Depuis deux ans déjà, 510 millions d'Européens et 35 millions de Canadiens bénéficient de la suppression des droits de douane sur 98 % des produits échangés, ce qui joue positivement sur le pouvoir d'achat des populations. Une aubaine aussi pour les entreprises évidemment, qui bénéficient par ailleurs d'une simplification sans commune mesure des procédures administratives. Mais aussi pour les États signataires, puisque selon le Centre d'études prospectives et d'informations internationales (CEPII), les mesures devraient doper à moyen terme de 20 à 30 % le commerce transatlantique. Côté macro-économie, l'Union européenne profitera d'une hausse de 0,06 % de son PIB, et le Canada de 0,4 % sur la prochaine décennie. Un deal gagnant-gagnant qui trouve pourtant ses opposants.
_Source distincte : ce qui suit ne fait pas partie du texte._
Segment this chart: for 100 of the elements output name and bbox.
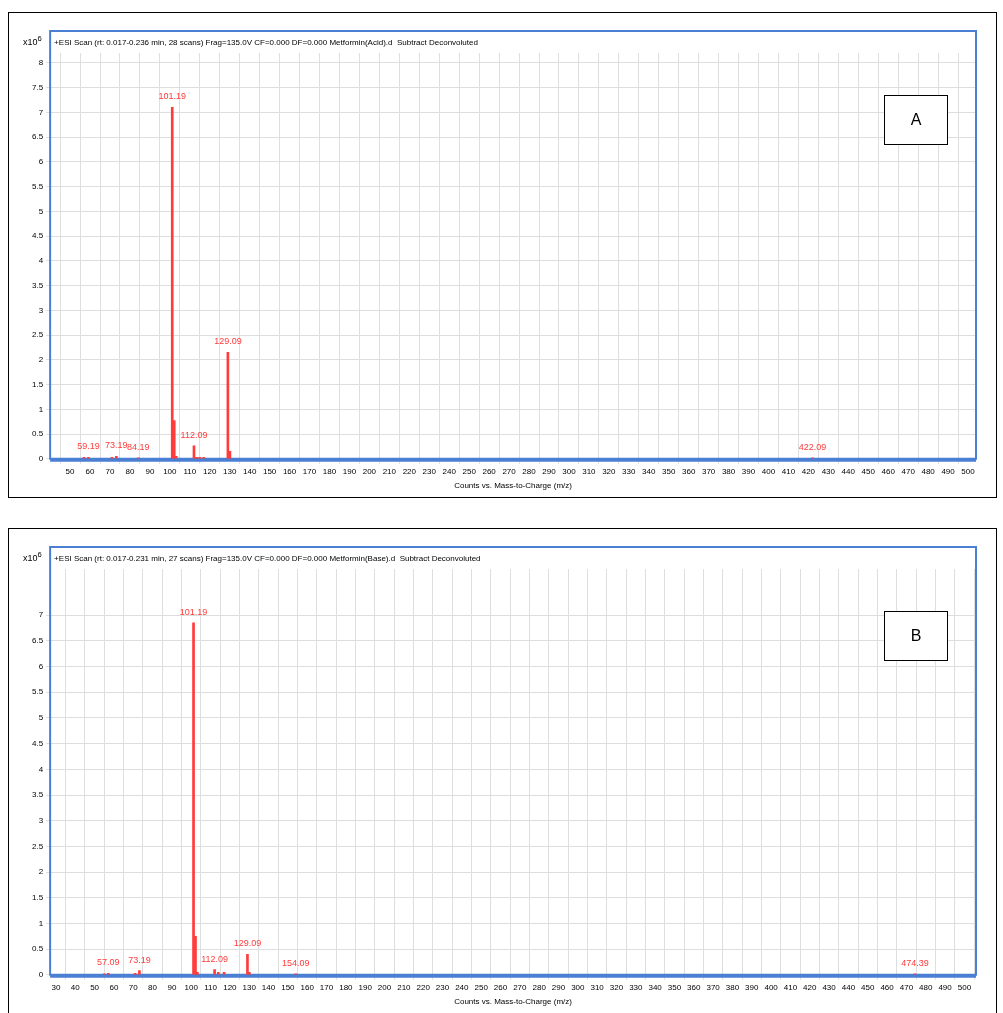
bar xyxy=(246,953,249,975)
x-tick-label: 490 xyxy=(941,466,956,476)
x-tick-label: 380 xyxy=(725,982,740,992)
x-tick-label: 310 xyxy=(590,982,605,992)
x-tick-label: 420 xyxy=(803,982,817,992)
label-box: A xyxy=(884,95,948,145)
x-tick-label: 370 xyxy=(706,982,721,992)
y-tick-label: 2 xyxy=(38,355,44,365)
x-tick-label: 350 xyxy=(667,982,682,992)
x-tick-label: 330 xyxy=(622,466,637,476)
annotation: 112.09 xyxy=(180,429,208,440)
x-tick-label: 140 xyxy=(261,982,276,992)
bar xyxy=(192,622,195,975)
annotation: 59.19 xyxy=(77,441,100,452)
x-tick-label: 460 xyxy=(881,466,896,476)
x-tick-label: 110 xyxy=(204,982,218,992)
x-tick-label: 360 xyxy=(681,466,696,476)
x-tick-label: 470 xyxy=(901,466,916,476)
x-tick-label: 320 xyxy=(602,466,617,476)
annotation: 84.19 xyxy=(127,441,150,452)
x-tick-label: 180 xyxy=(322,466,337,476)
x-tick-label: 80 xyxy=(148,982,158,992)
bar xyxy=(213,969,216,975)
x-tick-label: 310 xyxy=(582,466,597,476)
x-tick-label: 200 xyxy=(377,982,392,992)
x-tick-label: 500 xyxy=(957,982,972,992)
x-tick-label: 230 xyxy=(435,982,450,992)
x-tick-label: 130 xyxy=(223,466,237,476)
annotation: 112.09 xyxy=(201,953,229,964)
x-tick-label: 320 xyxy=(609,982,624,992)
y-tick-label: 2.5 xyxy=(32,841,44,851)
y-tick-label: 8 xyxy=(38,58,44,68)
y-tick-label: 6 xyxy=(38,157,44,167)
chart-title: +ESI Scan (rt: 0.017-0.236 min, 28 scans) Frag=135.0V CF=0.000 DF=0.000 Metformin(Acid).d Subtract Deconvoluted xyxy=(54,38,478,47)
x-axis-title: Counts vs. Mass-to-Charge (m/z) xyxy=(454,997,573,1007)
y-tick-label: 0 xyxy=(38,454,44,463)
x-tick-label: 130 xyxy=(242,982,257,992)
x-tick-label: 250 xyxy=(462,466,477,476)
annotation: 101.19 xyxy=(158,91,186,102)
x-tick-label: 440 xyxy=(841,466,856,476)
x-tick-label: 480 xyxy=(919,982,933,992)
y-tick-label: 7 xyxy=(38,610,44,620)
y-tick-label: 6 xyxy=(38,661,44,671)
x-tick-label: 410 xyxy=(781,466,796,476)
x-tick-label: 290 xyxy=(542,466,557,476)
chart-title: +ESI Scan (rt: 0.017-0.231 min, 27 scans) Frag=135.0V CF=0.000 DF=0.000 Metformin(Base).d Subtract Deconvoluted xyxy=(54,554,481,563)
x-tick-label: 60 xyxy=(85,466,96,476)
annotation: 57.09 xyxy=(97,957,120,968)
x-tick-label: 100 xyxy=(184,982,199,992)
x-tick-label: 360 xyxy=(687,982,702,992)
x-tick-label: 450 xyxy=(861,466,876,476)
x-tick-label: 180 xyxy=(339,982,354,992)
x-tick-label: 90 xyxy=(167,982,177,992)
y-tick-label: 6.5 xyxy=(32,636,44,646)
x-tick-label: 490 xyxy=(938,982,953,992)
annotation: 422.09 xyxy=(798,441,827,452)
y-tick-label: 2.5 xyxy=(32,330,44,340)
x-tick-label: 210 xyxy=(397,982,412,992)
x-tick-label: 460 xyxy=(880,982,895,992)
x-tick-label: 330 xyxy=(629,982,644,992)
x-tick-label: 90 xyxy=(145,466,155,476)
x-tick-label: 70 xyxy=(128,982,139,992)
y-tick-label: 4 xyxy=(38,764,44,774)
x-tick-label: 150 xyxy=(281,982,296,992)
x-tick-label: 200 xyxy=(362,466,377,476)
x-tick-label: 260 xyxy=(493,982,508,992)
y-tick-label: 5.5 xyxy=(32,687,44,697)
x-tick-label: 120 xyxy=(223,982,238,992)
y-tick-label: 0.5 xyxy=(32,944,44,954)
x-tick-label: 150 xyxy=(262,466,277,476)
y-tick-label: 3.5 xyxy=(32,790,44,800)
x-tick-label: 140 xyxy=(242,466,257,476)
x-tick-label: 470 xyxy=(899,982,914,992)
y-tick-label: 5 xyxy=(38,713,44,723)
x-tick-label: 270 xyxy=(502,466,517,476)
x-tick-label: 390 xyxy=(741,466,756,476)
x-tick-label: 420 xyxy=(801,466,816,476)
y-tick-label: 0 xyxy=(38,970,44,979)
x-tick-label: 350 xyxy=(662,466,676,476)
x-tick-label: 480 xyxy=(921,466,936,476)
y-tick-label: 2 xyxy=(38,867,44,877)
x-tick-label: 40 xyxy=(70,982,81,992)
annotation: 101.19 xyxy=(179,606,208,617)
x-tick-label: 430 xyxy=(822,982,837,992)
annotation: 129.09 xyxy=(233,938,262,949)
x-tick-label: 160 xyxy=(282,466,297,476)
x-tick-label: 270 xyxy=(513,982,528,992)
x-tick-label: 120 xyxy=(203,466,217,476)
label-box: B xyxy=(884,611,948,661)
x-tick-label: 210 xyxy=(382,466,397,476)
x-tick-label: 300 xyxy=(562,466,577,476)
x-tick-label: 30 xyxy=(51,982,61,992)
annotation: 129.09 xyxy=(214,336,242,347)
x-axis-title: Counts vs. Mass-to-Charge (m/z) xyxy=(454,481,573,491)
x-tick-label: 440 xyxy=(841,982,856,992)
y-tick-label: 5.5 xyxy=(32,181,44,191)
bar xyxy=(138,970,141,975)
annotation: 73.19 xyxy=(128,954,151,965)
x-tick-label: 110 xyxy=(183,466,197,476)
x-tick-label: 80 xyxy=(125,466,135,476)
Au premier rang duquel l'ancien ministre de l'Écologie Nicolas Hulot qui a pourtant activement participé à l'élaboration du traité. Il présente les accords de libre-échange, dont celui fraîchement conclu avec le Mercosur, comme antinomiques avec la lutte contre le réchauffement climatique. Pourtant, les chiffres démentent ce scénario qualifié de dramatique. Les calculs du CEPII montrent que l’intensification des échanges par bateau et avion n’augmentera que de 0,05 % les émissions de gaz à effet de serre du transport international, puisqu'elle sera majoritairement compensée par une réduction du transport routier. Si la lutte pour le climat doit s'intensifier, ce n'est sûrement pas ici qu'il va falloir dépenser son énergie.

Quant à la problématique sanitaire, de nombreux organismes - tel qu'Interbev (l'interprofession du bétail et de la viande) - redoutent l’entrée dans l'Union européenne de bœufs canadiens nourris à la farine animale ou aux hormones de croissance, voire des bœufs d’organismes génétiquement modifiés (OGM). Ce qui bien sûr serait problématique. Mais c'est encore beaucoup de bruit pour pas grand-chose. Car la ratification du traité donnera lieu à une intensification majeure des contrôles. D'autant plus qu'il existe déjà depuis deux décennies une collaboration étroite sur les questions sanitaires entre les deux zones, qui sont chacune tenues de notifier l'une à l'autre les problèmes de ce type. Et nul doute que l'État français n'a aucun intérêt à ce que ses citoyens, de plus en plus alertes sur la qualité de leurs consommations alimentaires, retrouvent dans leurs assiettes du bœuf nourri aux OGM. Maintenant que la ratification du CETA a fait tant d'échos, la révolte serait trop coûteuse.